Двор мне, княже, твой не диво!
Не пиров держусь!
Я мужик неприхотливый,
Был бы хлеба кус!
Но обнёс меня ты чарой
В очередь мою -
Так шагай же, мой чубарый,
Уноси Илью!
Без меня других довольно:
Сядут - полон стол!
Только лакомы уж больно,
Любят женский пол!...
Через некоторое время Сувор поймал себя на том, что читает уже вслух, в полный голос, усмехнулся: "Ну вот, до мании величия дожился, уже с Ильёй Муромцем себя сравниваю!" Потом махнул рукой, с вызовом, уже сознательно вслух закончил:
Душно в Киеве, что в скрине,
Только киснет кровь!
Государыне-пустыне
Поклонюся вновь!
Вновь изведаю я, старый,
Волюшку мою -
Ну же, ну, шагай, чубарый,
Уноси Илью!
Усмехнулся ещё, довольно потрепал конскую долгую гриву. Достал из торбы кусок хлеба, посыпал густо солью, разломил. Половинку протянул коню, за вторую принялся сам. Оба жевали на ходу, наслаждаясь едой и чистым, отдающим лесными цветами и сосновой живицей воздухом.
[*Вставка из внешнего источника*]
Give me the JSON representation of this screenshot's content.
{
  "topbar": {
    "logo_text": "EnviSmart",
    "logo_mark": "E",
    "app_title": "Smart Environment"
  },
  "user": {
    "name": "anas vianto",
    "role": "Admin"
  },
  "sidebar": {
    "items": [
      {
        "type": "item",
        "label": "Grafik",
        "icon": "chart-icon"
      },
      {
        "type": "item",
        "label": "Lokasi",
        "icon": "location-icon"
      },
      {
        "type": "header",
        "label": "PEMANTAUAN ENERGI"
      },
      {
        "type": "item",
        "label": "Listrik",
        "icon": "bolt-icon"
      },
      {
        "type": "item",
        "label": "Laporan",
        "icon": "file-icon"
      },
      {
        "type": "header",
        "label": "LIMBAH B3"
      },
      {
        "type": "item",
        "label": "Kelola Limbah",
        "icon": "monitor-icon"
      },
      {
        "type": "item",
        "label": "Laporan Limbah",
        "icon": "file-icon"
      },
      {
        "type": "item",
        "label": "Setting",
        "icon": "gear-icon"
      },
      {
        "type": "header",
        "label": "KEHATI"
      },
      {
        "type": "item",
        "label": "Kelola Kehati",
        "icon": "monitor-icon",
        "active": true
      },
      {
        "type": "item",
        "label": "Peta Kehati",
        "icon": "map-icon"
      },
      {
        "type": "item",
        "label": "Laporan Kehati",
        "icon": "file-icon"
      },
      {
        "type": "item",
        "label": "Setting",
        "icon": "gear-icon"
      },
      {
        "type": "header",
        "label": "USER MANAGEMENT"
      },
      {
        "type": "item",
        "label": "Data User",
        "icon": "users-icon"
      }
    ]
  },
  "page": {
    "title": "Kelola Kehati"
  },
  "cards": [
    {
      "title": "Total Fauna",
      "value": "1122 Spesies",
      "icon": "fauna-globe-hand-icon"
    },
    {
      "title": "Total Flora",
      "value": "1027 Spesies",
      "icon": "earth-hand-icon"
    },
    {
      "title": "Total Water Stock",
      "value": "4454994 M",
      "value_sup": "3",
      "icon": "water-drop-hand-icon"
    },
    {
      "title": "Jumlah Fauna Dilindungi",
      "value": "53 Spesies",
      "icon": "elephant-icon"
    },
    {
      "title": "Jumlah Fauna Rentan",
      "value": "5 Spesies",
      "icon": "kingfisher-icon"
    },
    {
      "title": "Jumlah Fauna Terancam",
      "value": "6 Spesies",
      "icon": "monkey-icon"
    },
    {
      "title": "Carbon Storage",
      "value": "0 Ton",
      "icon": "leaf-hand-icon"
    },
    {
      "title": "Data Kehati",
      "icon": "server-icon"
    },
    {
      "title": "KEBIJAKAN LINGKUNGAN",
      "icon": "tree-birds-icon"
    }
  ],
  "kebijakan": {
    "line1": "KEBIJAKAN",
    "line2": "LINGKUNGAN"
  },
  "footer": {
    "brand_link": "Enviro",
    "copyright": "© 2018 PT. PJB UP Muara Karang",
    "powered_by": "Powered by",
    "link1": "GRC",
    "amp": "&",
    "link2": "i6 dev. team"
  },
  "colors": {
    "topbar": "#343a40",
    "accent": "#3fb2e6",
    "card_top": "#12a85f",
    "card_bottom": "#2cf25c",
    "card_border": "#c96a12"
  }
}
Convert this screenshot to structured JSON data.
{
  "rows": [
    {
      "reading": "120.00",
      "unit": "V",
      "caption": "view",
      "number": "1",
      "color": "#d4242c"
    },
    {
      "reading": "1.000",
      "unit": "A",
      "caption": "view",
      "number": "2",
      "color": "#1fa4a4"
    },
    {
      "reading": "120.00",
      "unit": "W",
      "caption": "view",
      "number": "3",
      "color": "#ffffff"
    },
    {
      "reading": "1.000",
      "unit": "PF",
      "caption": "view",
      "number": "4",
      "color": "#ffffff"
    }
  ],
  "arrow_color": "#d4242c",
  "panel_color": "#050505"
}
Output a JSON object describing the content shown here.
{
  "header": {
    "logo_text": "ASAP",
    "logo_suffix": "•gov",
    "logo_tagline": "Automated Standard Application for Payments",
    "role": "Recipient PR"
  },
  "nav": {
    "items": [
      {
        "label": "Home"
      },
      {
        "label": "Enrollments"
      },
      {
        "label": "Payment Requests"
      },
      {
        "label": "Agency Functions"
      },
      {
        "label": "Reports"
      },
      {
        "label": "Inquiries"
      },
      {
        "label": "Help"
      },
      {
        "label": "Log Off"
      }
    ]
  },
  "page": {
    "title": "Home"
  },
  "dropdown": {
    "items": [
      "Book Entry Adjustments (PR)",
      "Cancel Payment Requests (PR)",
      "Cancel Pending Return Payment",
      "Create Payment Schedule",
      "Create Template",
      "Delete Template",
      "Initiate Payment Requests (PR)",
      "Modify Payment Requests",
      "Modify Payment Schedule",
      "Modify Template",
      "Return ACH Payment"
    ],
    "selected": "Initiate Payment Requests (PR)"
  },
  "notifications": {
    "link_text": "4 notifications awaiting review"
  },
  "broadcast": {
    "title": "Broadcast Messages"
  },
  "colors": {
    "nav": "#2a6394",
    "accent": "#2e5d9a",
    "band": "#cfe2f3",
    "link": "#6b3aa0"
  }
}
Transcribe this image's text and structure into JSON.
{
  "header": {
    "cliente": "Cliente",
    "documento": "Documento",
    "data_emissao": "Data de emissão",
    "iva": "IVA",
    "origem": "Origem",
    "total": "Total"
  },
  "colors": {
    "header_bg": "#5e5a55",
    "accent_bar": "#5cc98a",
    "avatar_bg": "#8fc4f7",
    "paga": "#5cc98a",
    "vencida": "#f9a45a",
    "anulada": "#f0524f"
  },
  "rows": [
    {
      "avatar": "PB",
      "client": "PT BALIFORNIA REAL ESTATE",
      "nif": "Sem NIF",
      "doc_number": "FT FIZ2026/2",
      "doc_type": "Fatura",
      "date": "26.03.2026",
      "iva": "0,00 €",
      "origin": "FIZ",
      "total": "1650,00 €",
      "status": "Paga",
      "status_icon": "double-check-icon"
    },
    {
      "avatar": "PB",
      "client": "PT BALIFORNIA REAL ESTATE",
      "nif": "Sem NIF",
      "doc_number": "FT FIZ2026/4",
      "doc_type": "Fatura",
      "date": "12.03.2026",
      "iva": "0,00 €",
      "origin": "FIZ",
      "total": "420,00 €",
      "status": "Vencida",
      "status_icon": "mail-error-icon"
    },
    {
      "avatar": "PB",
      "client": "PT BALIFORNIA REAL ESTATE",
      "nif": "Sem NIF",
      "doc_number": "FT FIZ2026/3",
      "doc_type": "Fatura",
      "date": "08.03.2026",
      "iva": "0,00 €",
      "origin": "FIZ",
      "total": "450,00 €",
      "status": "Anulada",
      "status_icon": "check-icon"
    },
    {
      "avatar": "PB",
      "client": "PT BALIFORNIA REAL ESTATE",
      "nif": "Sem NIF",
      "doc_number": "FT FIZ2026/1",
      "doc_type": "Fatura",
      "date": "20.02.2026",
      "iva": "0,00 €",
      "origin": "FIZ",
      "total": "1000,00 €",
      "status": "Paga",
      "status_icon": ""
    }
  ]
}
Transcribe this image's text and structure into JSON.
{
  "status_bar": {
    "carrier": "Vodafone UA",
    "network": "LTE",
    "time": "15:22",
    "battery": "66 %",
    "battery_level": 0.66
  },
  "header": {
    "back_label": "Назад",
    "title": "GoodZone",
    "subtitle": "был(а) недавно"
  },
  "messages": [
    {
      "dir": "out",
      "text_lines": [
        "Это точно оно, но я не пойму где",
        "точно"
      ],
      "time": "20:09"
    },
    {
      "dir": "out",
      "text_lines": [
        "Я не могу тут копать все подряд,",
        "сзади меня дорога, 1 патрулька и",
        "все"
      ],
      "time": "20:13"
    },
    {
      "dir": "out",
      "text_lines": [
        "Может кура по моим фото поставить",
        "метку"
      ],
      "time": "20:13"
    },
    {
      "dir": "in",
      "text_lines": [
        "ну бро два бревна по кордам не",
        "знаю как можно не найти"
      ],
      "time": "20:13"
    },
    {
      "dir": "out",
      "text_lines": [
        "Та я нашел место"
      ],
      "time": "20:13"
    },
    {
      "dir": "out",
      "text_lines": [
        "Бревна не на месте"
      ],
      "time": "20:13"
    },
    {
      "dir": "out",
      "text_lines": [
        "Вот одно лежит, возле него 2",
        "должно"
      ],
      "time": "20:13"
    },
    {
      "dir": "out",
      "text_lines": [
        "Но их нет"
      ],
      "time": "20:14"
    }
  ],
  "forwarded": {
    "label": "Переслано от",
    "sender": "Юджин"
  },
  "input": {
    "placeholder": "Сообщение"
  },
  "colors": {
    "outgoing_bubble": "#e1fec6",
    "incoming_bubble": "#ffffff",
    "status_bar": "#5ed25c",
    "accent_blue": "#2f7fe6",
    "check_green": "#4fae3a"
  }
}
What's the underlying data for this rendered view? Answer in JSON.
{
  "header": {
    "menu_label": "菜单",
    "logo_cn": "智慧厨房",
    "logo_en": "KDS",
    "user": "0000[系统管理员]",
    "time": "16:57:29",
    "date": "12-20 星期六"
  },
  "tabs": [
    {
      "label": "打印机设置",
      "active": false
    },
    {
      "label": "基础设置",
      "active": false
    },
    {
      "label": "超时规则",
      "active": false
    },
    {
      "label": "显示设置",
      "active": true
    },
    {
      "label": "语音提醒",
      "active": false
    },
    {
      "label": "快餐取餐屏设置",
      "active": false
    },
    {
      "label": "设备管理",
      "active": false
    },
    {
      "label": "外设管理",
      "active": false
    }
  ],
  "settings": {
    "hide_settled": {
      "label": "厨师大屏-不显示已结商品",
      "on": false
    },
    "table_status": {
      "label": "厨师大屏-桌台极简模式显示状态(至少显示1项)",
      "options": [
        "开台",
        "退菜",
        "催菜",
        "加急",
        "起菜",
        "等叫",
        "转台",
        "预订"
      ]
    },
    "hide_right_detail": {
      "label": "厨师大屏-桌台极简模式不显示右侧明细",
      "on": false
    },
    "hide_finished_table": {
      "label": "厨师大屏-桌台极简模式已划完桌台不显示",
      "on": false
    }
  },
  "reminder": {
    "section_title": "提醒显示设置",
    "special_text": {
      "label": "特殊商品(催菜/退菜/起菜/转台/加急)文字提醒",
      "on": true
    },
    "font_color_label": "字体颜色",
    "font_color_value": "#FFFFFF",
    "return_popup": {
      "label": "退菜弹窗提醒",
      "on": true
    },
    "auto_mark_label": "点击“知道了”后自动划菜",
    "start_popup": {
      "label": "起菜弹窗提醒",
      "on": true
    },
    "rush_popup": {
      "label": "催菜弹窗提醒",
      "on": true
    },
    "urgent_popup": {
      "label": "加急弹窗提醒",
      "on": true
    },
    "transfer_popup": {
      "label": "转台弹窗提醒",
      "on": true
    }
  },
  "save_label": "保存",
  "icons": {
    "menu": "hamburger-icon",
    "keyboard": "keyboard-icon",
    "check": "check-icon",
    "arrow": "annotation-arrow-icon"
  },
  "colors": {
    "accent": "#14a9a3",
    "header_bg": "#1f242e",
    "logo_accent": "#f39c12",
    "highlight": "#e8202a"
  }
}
Дорога весело петляла меж берёзок, сверкающих листвой, умытой недавним дождиком. За этим гаем вскоре должен был открыться берег Припяти, а там недалече оставалось и до Суворова хутора. Сирко, почуяв знакомые места, предвкушая уютное стойло да ясли, полные отборного овса, мечтательно заржал, мотнул головой, прибавил ходу.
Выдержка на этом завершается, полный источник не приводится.